# Helcoil Thread Repair Kits



## dghr272 (Jun 14, 2012)

Just noticed these in a Screwfix new products email, they look a useful bit of kit for stripped threads in holes, anyone used these before ?






Terry


----------



## erneboy (Feb 8, 2007)

Have a look at the Wurth kits Terry. I've recently bought a kit to repair damaged spark plug threads. One big advantage over a helicoil is that there's no tang needing to be snapped off so that the job can be done without taking the head off.






Here's another video showing how it works: 




Get them here: http://www.threadrepairkits.co.uk


----------



## erneboy (Feb 8, 2007)

Sorry I didn't answer your question.

Yes we used to use helicoils a lot in our workshops. Staff had a habit of over tightening bolts and spark plugs on small engines. Helicoils are a good and fairly cheap remedy.
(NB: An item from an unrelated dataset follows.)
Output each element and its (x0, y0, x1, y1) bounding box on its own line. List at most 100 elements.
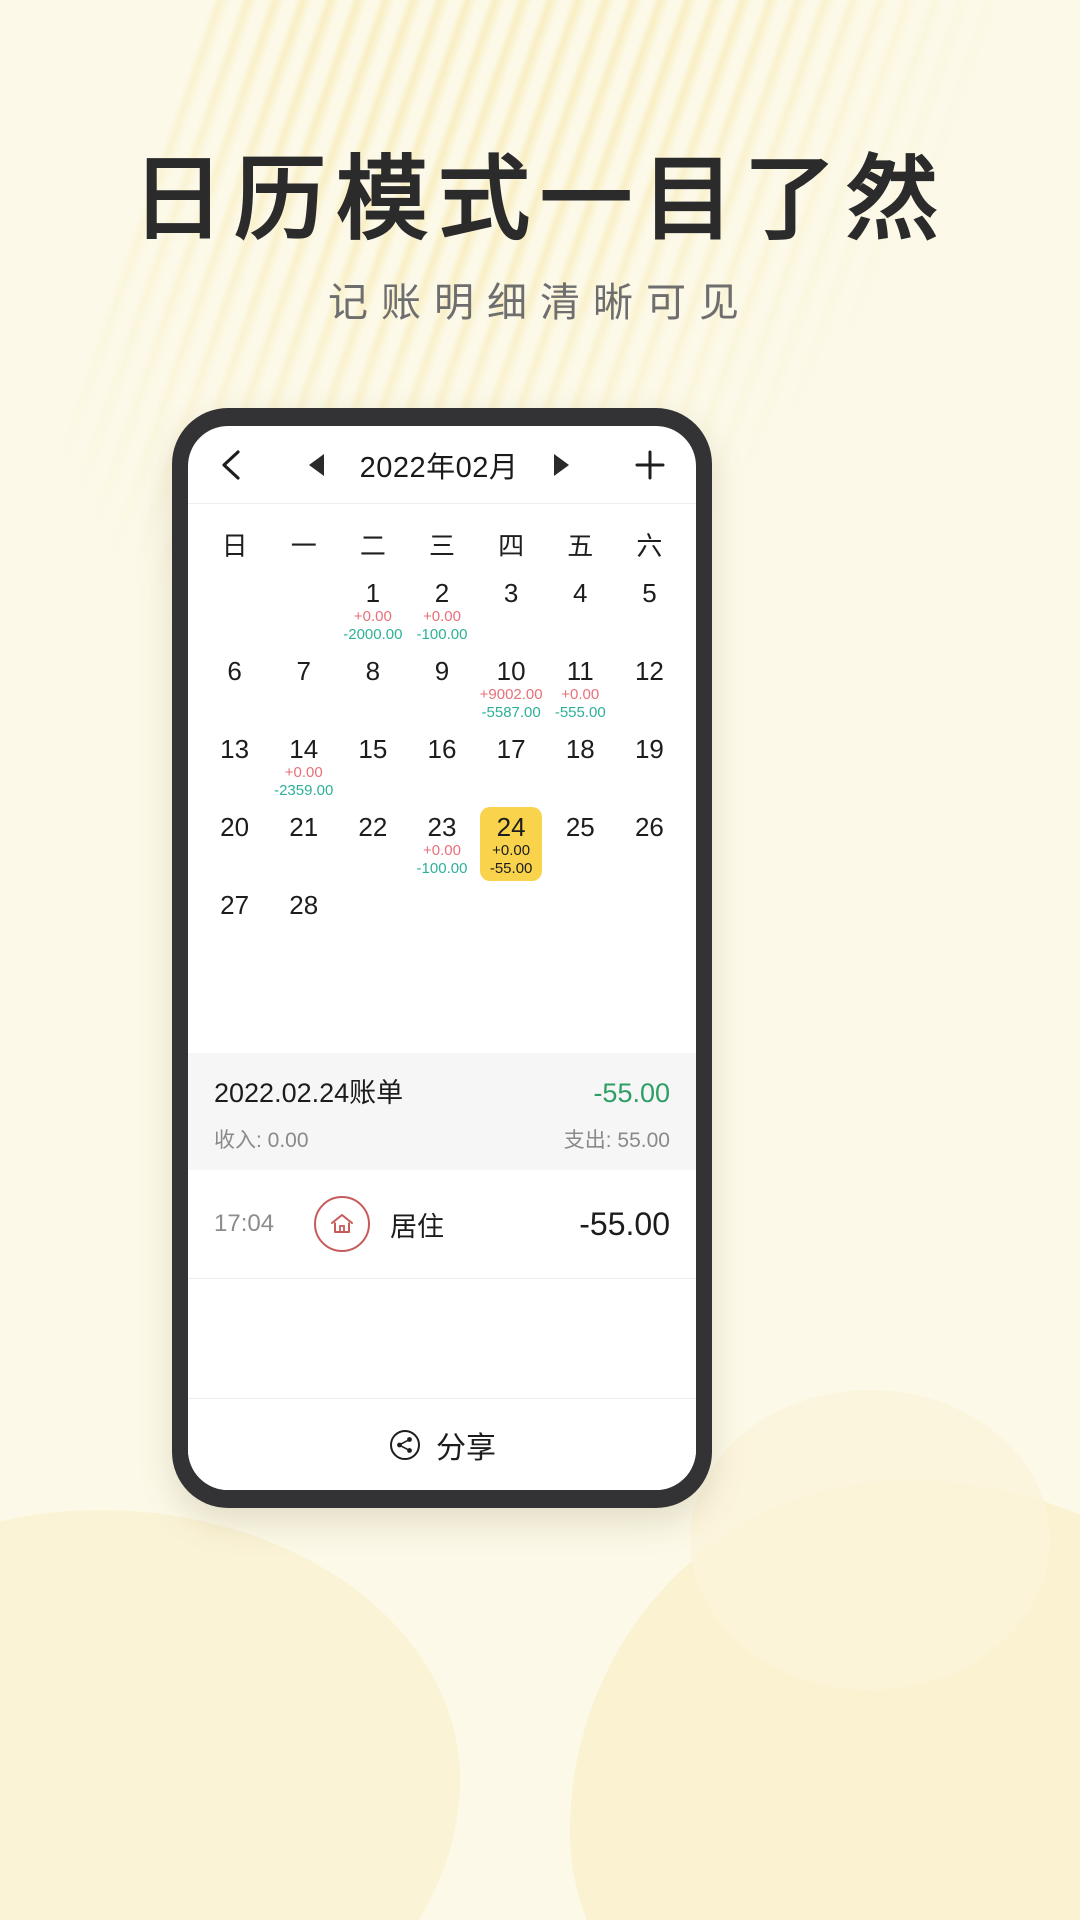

Wurth is a good deal more expensive but can save a lot of stripping over the helicoil option.


----------



## greygit (Apr 15, 2007)

This post is creepy as I was only yesterday talking to my neighbour about heli coils.:surprise:


----------



## dghr272 (Jun 14, 2012)

greygit said:


> This post is creepy as I was only yesterday talking to my neighbour about heli coils.:surprise:


Not creepy, in the best Sci-fi reasoning you've either been mind melded or assimilated, resistance is futile, live long and prosper in the EU :grin2:

Terry


----------



## Pudsey_Bear (Sep 25, 2008)

I had one done in a two stroke head, and I've seen it done successfully many times, it is a work of the devil, but done correctly a permanent cure, it's basically a new screw with a thread down the center, the new bolt or whatever provides the mechanical fix to hold it all in place.

Stitch welding is another devils craft.


----------



## powerplus (Oct 6, 2014)

hi all

i have a lot of the helicoil sizes and spark plug ones as well

in engineering it was common to use them in alluminium , plastic or nylon

i have used them down to 3mm and what a pain but they do get you out of trouble

the helicoil are best if there is not much material around the hole as the solid inserts need a bigger hole

barry


----------